Here’s a little about how we train Seeing Dogs and how this might differ from the approach taken by other organisations.
Large guide dog programmes, due to the scale of their operation have a number specialist teams that deal with each stage of a dog’s training. Dogs will be bred at a breeding centre, will then be taken to puppy raisers, they will then return to a central dog supply unit or team for foundation training. They are then passed on to a local team for their advanced training and subsequently are trained with their future user. It is a large complex process.
The Seeing Dogs Alliance is a smaller programme, and we have the luxury that our instructors will oversee the development of our dogs from puppyhood right through to the time they train with their future partner. We are fortunate in having attracted three excellent (ex GDBA) Guide Dog Mobility Instructors. They have an extraordinary range of experience in the guide dog industry but also have demonstrated a much broader interest in the training of dogs in other fields. We have sought those instructors who have a strong reputation with visually impaired people for the quality of their training and support.
Seeing dog puppies leave their mothers at around eight weeks. We want to maximise their opportunities for socialisation and exposure to new experiences. We want our dogs to be confident and robust working dogs in our noisy and busy modern world. Early development means they take the modern world in their stride when someone literally puts their lives in their paws. It is an extraordinary and unique level of trust.
The puppy will live in a family home for the first year of its life. Its development and progress is closely monitored by its future instructor. Many of our instructors run classes for dogs and seeing dog puppies attend these often completing their good citizen certification. This means the young dog receives a very sound foundation but also the instructor becomes familiar with the young dog and can tweak its training to ensure it is ready for its future job. We have one of our instructors who is currently raising a puppy for The Seeing Dogs Alliance who we expect go on to be one of our working dogs.

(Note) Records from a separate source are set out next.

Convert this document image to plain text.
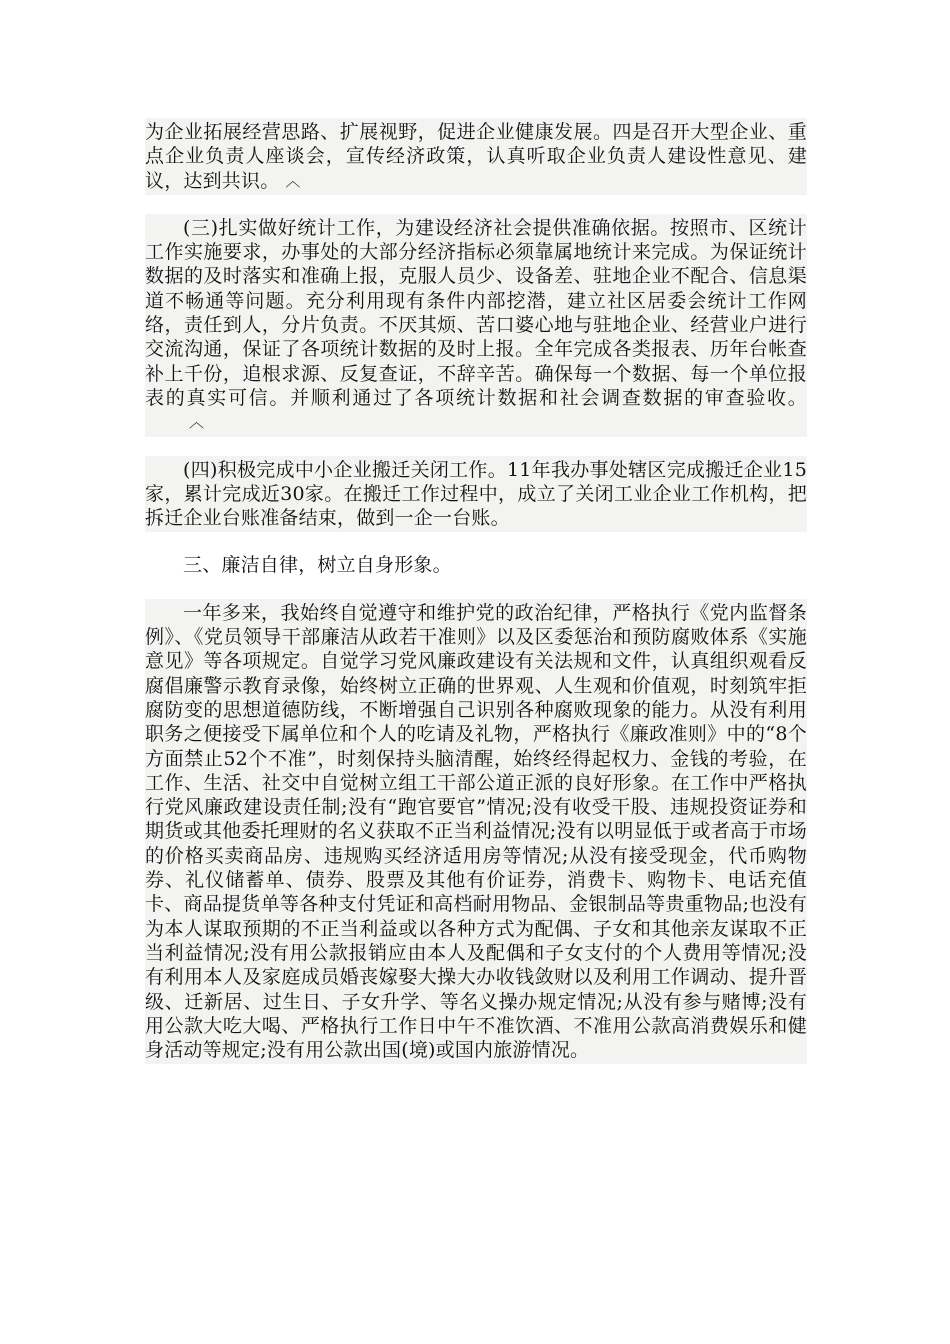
为企业拓展经营思路、扩展视野，促进企业健康发展。四是召开大型企业、重点企业负责人座谈会，宣传经济政策，认真听取企业负责人建设性意见、建议，达到共识。 ︿

(三)扎实做好统计工作，为建设经济社会提供准确依据。按照市、区统计工作实施要求，办事处的大部分经济指标必须靠属地统计来完成。为保证统计数据的及时落实和准确上报，克服人员少、设备差、驻地企业不配合、信息渠道不畅通等问题。充分利用现有条件内部挖潜，建立社区居委会统计工作网络，责任到人，分片负责。不厌其烦、苦口婆心地与驻地企业、经营业户进行交流沟通，保证了各项统计数据的及时上报。全年完成各类报表、历年台帐查补上千份，追根求源、反复查证，不辞辛苦。确保每一个数据、每一个单位报表的真实可信。并顺利通过了各项统计数据和社会调查数据的审查验收。︿

(四)积极完成中小企业搬迁关闭工作。11年我办事处辖区完成搬迁企业15家，累计完成近30家。在搬迁工作过程中，成立了关闭工业企业工作机构，把拆迁企业台账准备结束，做到一企一台账。

三、廉洁自律，树立自身形象。

一年多来，我始终自觉遵守和维护党的政治纪律，严格执行《党内监督条例》、《党员领导干部廉洁从政若干准则》以及区委惩治和预防腐败体系《实施意见》等各项规定。自觉学习党风廉政建设有关法规和文件，认真组织观看反腐倡廉警示教育录像，始终树立正确的世界观、人生观和价值观，时刻筑牢拒腐防变的思想道德防线，不断增强自己识别各种腐败现象的能力。从没有利用职务之便接受下属单位和个人的吃请及礼物，严格执行《廉政准则》中的“8个方面禁止52个不准”，时刻保持头脑清醒，始终经得起权力、金钱的考验，在工作、生活、社交中自觉树立组工干部公道正派的良好形象。在工作中严格执行党风廉政建设责任制;没有“跑官要官”情况;没有收受干股、违规投资证券和期货或其他委托理财的名义获取不正当利益情况;没有以明显低于或者高于市场的价格买卖商品房、违规购买经济适用房等情况;从没有接受现金，代币购物券、礼仪储蓄单、债券、股票及其他有价证券，消费卡、购物卡、电话充值卡、商品提货单等各种支付凭证和高档耐用物品、金银制品等贵重物品;也没有为本人谋取预期的不正当利益或以各种方式为配偶、子女和其他亲友谋取不正当利益情况;没有用公款报销应由本人及配偶和子女支付的个人费用等情况;没有利用本人及家庭成员婚丧嫁娶大操大办收钱敛财以及利用工作调动、提升晋级、迁新居、过生日、子女升学、等名义操办规定情况;从没有参与赌博;没有用公款大吃大喝、严格执行工作日中午不准饮酒、不准用公款高消费娱乐和健身活动等规定;没有用公款出国(境)或国内旅游情况。
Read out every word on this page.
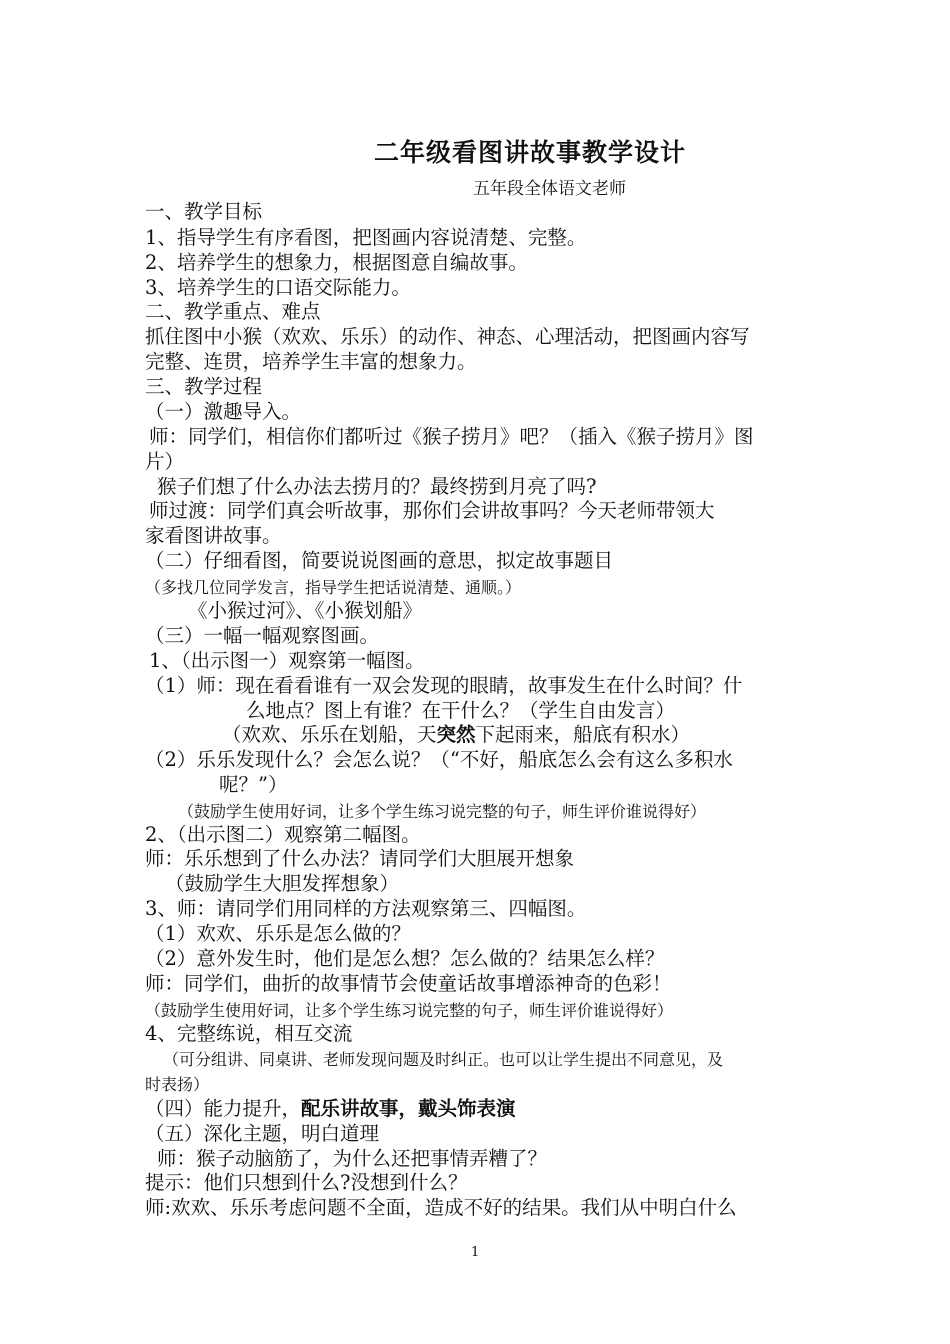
二年级看图讲故事教学设计
五年段全体语文老师
一、教学目标
1、指导学生有序看图，把图画内容说清楚、完整。
2、培养学生的想象力，根据图意自编故事。
3、培养学生的口语交际能力。
二、教学重点、难点
抓住图中小猴（欢欢、乐乐）的动作、神态、心理活动，把图画内容写
完整、连贯，培养学生丰富的想象力。
三、教学过程
（一）激趣导入。
师：同学们，相信你们都听过《猴子捞月》吧？（插入《猴子捞月》图
片）
猴子们想了什么办法去捞月的？最终捞到月亮了吗?
师过渡：同学们真会听故事，那你们会讲故事吗？今天老师带领大
家看图讲故事。
（二）仔细看图，简要说说图画的意思，拟定故事题目
（多找几位同学发言，指导学生把话说清楚、通顺。）
《小猴过河》、《小猴划船》
（三）一幅一幅观察图画。
1、（出示图一）观察第一幅图。
（1）师：现在看看谁有一双会发现的眼睛，故事发生在什么时间？什
么地点？图上有谁？在干什么？（学生自由发言）
（欢欢、乐乐在划船，天突然下起雨来，船底有积水）
（2）乐乐发现什么？会怎么说？（“不好，船底怎么会有这么多积水
呢？”）
（鼓励学生使用好词，让多个学生练习说完整的句子，师生评价谁说得好）
2、（出示图二）观察第二幅图。
师：乐乐想到了什么办法？请同学们大胆展开想象
（鼓励学生大胆发挥想象）
3、师：请同学们用同样的方法观察第三、四幅图。
（1）欢欢、乐乐是怎么做的？
（2）意外发生时，他们是怎么想？怎么做的？结果怎么样？
师：同学们，曲折的故事情节会使童话故事增添神奇的色彩！
（鼓励学生使用好词，让多个学生练习说完整的句子，师生评价谁说得好）
4、完整练说，相互交流
（可分组讲、同桌讲、老师发现问题及时纠正。也可以让学生提出不同意见，及
时表扬）
（四）能力提升，配乐讲故事，戴头饰表演
（五）深化主题，明白道理
师：猴子动脑筋了，为什么还把事情弄糟了？
提示：他们只想到什么?没想到什么？
师:欢欢、乐乐考虑问题不全面，造成不好的结果。我们从中明白什么
1
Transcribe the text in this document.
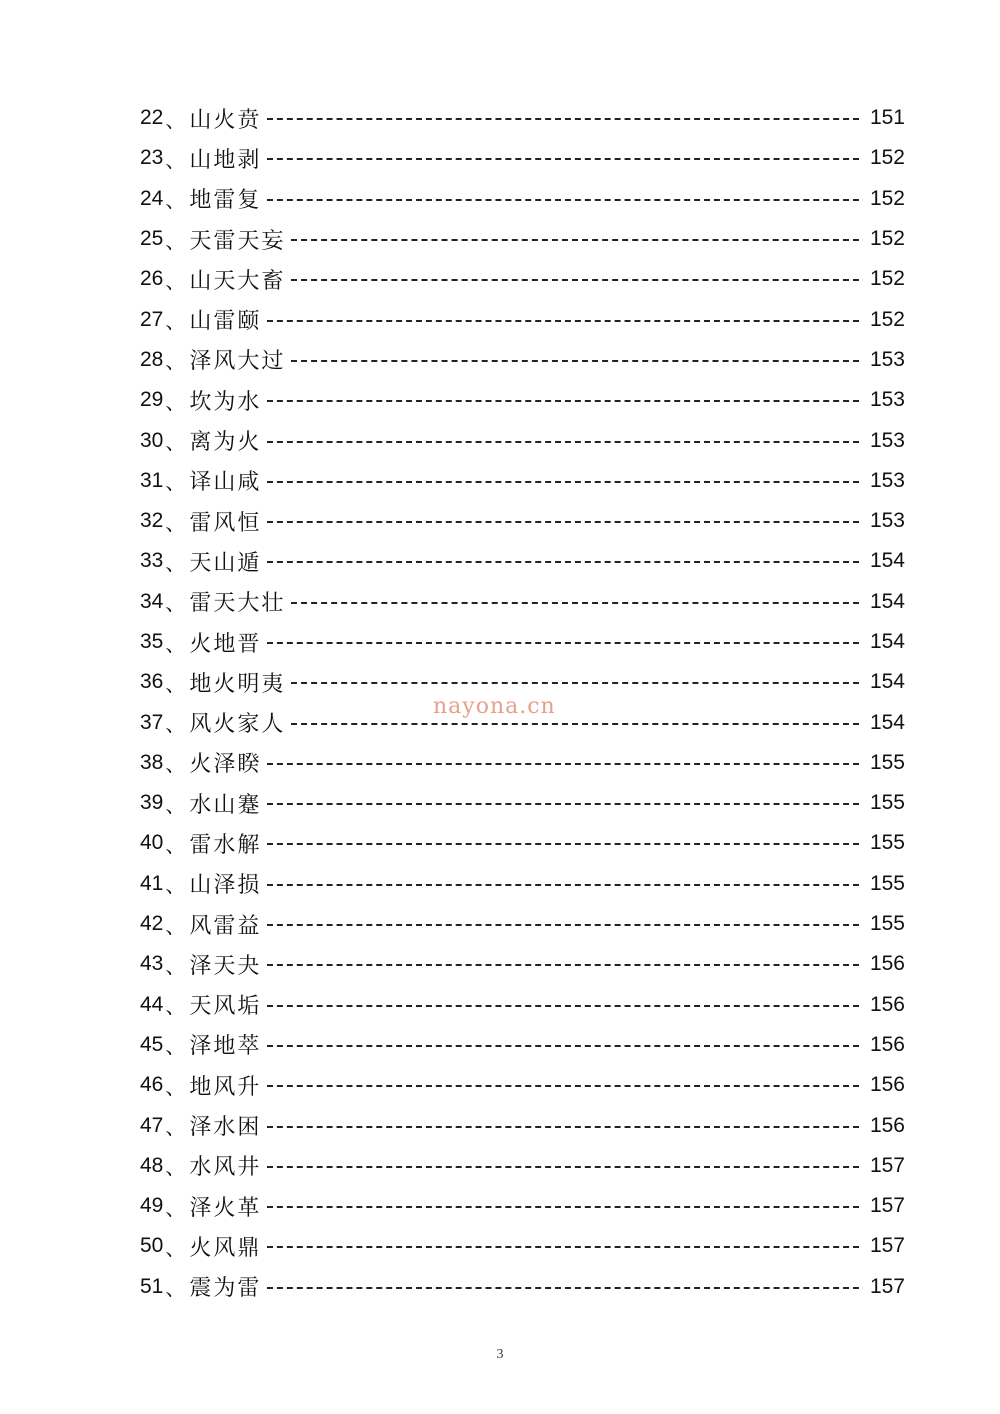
22 、 山火贲	151
23 、 山地剥	152
24 、 地雷复	152
25 、 天雷天妄	152
26 、 山天大畜	152
27 、 山雷颐	152
28 、 泽风大过	153
29 、 坎为水	153
30 、 离为火	153
31 、 译山咸	153
32 、 雷风恒	153
33 、 天山遁	154
34 、 雷天大壮	154
35 、 火地晋	154
36 、 地火明夷	154
37 、 风火家人	154
38 、 火泽睽	155
39 、 水山蹇	155
40 、 雷水解	155
41 、 山泽损	155
42 、 风雷益	155
43 、 泽天夬	156
44 、 天风垢	156
45 、 泽地萃	156
46 、 地风升	156
47 、 泽水困	156
48 、 水风井	157
49 、 泽火革	157
50 、 火风鼎	157
51 、 震为雷	157
nayona.cn
3
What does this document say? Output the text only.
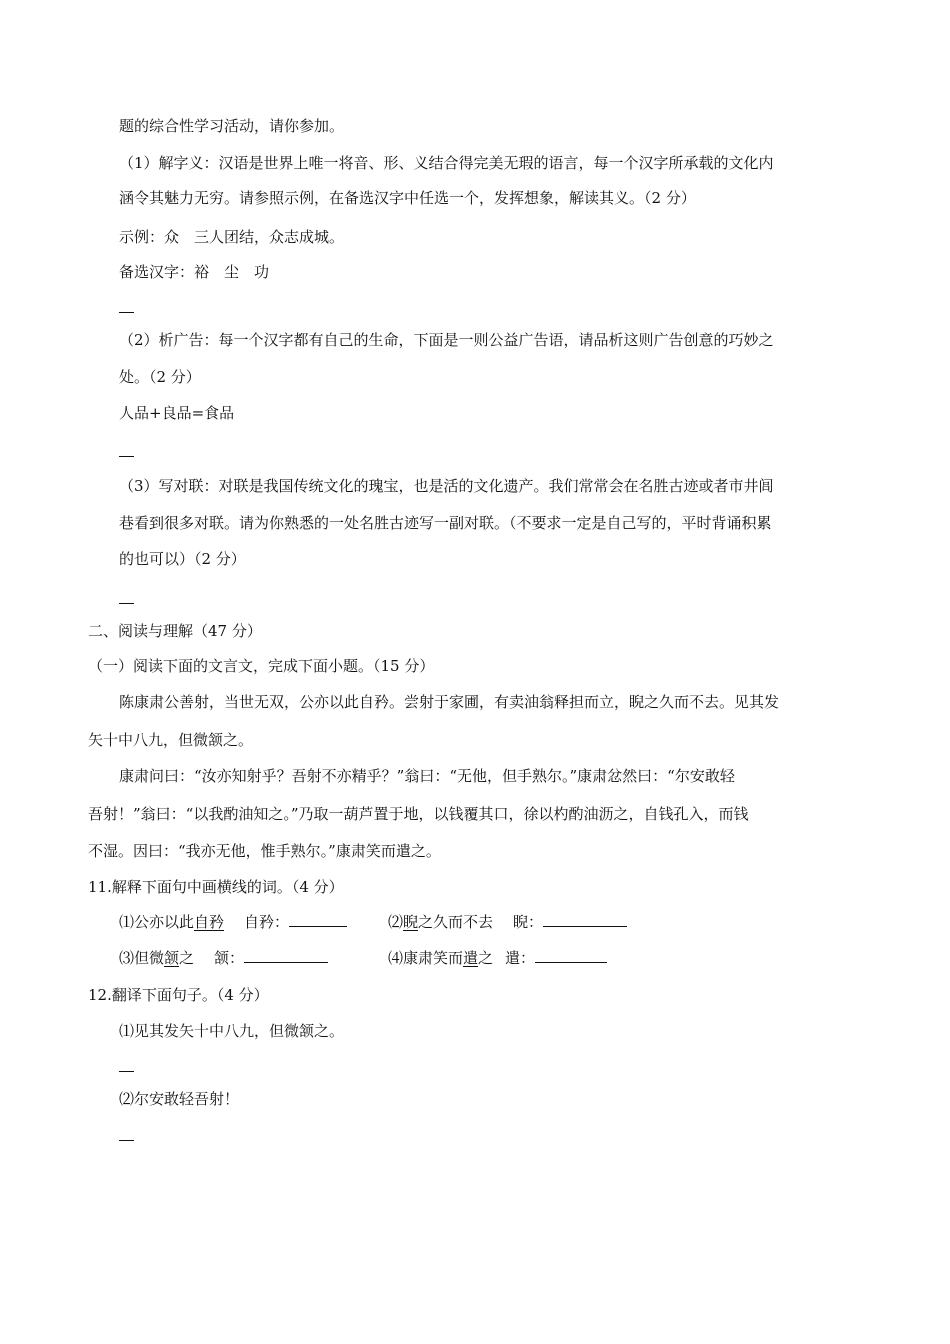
题的综合性学习活动，请你参加。
（1）解字义：汉语是世界上唯一将音、形、义结合得完美无瑕的语言，每一个汉字所承载的文化内
涵令其魅力无穷。请参照示例，在备选汉字中任选一个，发挥想象，解读其义。（2 分）
示例：众　三人团结，众志成城。
备选汉字：裕　尘　功
（2）析广告：每一个汉字都有自己的生命，下面是一则公益广告语，请品析这则广告创意的巧妙之
处。（2 分）
人品+良品=食品
（3）写对联：对联是我国传统文化的瑰宝，也是活的文化遗产。我们常常会在名胜古迹或者市井闾
巷看到很多对联。请为你熟悉的一处名胜古迹写一副对联。（不要求一定是自己写的，平时背诵积累
的也可以）（2 分）
二、阅读与理解（47 分）
（一）阅读下面的文言文，完成下面小题。（15 分）
陈康肃公善射，当世无双，公亦以此自矜。尝射于家圃，有卖油翁释担而立，睨之久而不去。见其发
矢十中八九，但微颔之。
康肃问曰：“汝亦知射乎？吾射不亦精乎？”翁曰：“无他，但手熟尔。”康肃忿然曰：“尔安敢轻
吾射！”翁曰：“以我酌油知之。”乃取一葫芦置于地，以钱覆其口，徐以杓酌油沥之，自钱孔入，而钱
不湿。因曰：“我亦无他，惟手熟尔。”康肃笑而遣之。
11.解释下面句中画横线的词。（4 分）
⑴公亦以此自矜 自矜：	⑵睨之久而不去 睨：
⑶但微颔之 颔：	⑷康肃笑而遣之 遣：
12.翻译下面句子。（4 分）
⑴见其发矢十中八九，但微颔之。
⑵尔安敢轻吾射！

The young dog will start its formal guide training at twelve months of age. This training will be structured around the dog’s needs as there is no need to divide it in to a ‘dog supply’ and ‘advanced’ phase. The dog has one instructor and will live with their instructor during training. This means their experience is consistent and the dog isn’t stressed by being moved between homes and people.
The final step in a dog’s journey to becoming a Seeing Dog is when it is matched with a visually impaired person. The dog is carefully matched so that its speed, energy level etc fits in with the needs of the person it will guide. The partnership then receives training, usually in the area where the visually impaired person lives. This includes learning a number of key routes but also in the skills of how to care for and maintain the work of the dog. The training includes how to introduce the dog to new areas and tasks and how to adapt the work so that the dog is able to offer the best support possible.
We strongly believe that a Seeing Dog should support the life the visually impaired person wants to live. This is why careful matching and training to meet the needs of people is essential. Our instructors are able to do this because they have known, and developed the dogs they are training from just a few weeks old. They may have even hand picked them from their original litters. They know who will need a dog up to two years in advance so may have someone in mind while developing and training a specific dog.
As an organisation we have three core principles:
- A seeing dog should be trained to support the life the client wishes to live. We do not insist on restrictive criteria about who can have a dog. For some people a dog that can guide for a few minutes makes all the difference between being independent and not. For others a higher energy or more challenging dog is appropriate. We can get this right because we know the dogs we have and the people we work with.
- Every dog we train can guide a totally blind person. All dogs are tested by their trainers in blindfold. If an instructor doesn’t trust a dog, then they will not expect a visually impaired person to trust it. If you have some useful vision and need one of our dogs be assured you are not receiving a dog that failed the blind fold test.
- When a dog is due to retire, we commit to ensuring a new dog is ready to take up its harness. We do not believe it is acceptable for someone to be without a seeing dog for a long period, of possibly years. Continuity of service is a basic right! We will do all we can within our resources to ensure there is minimum gap in support when a dog retires.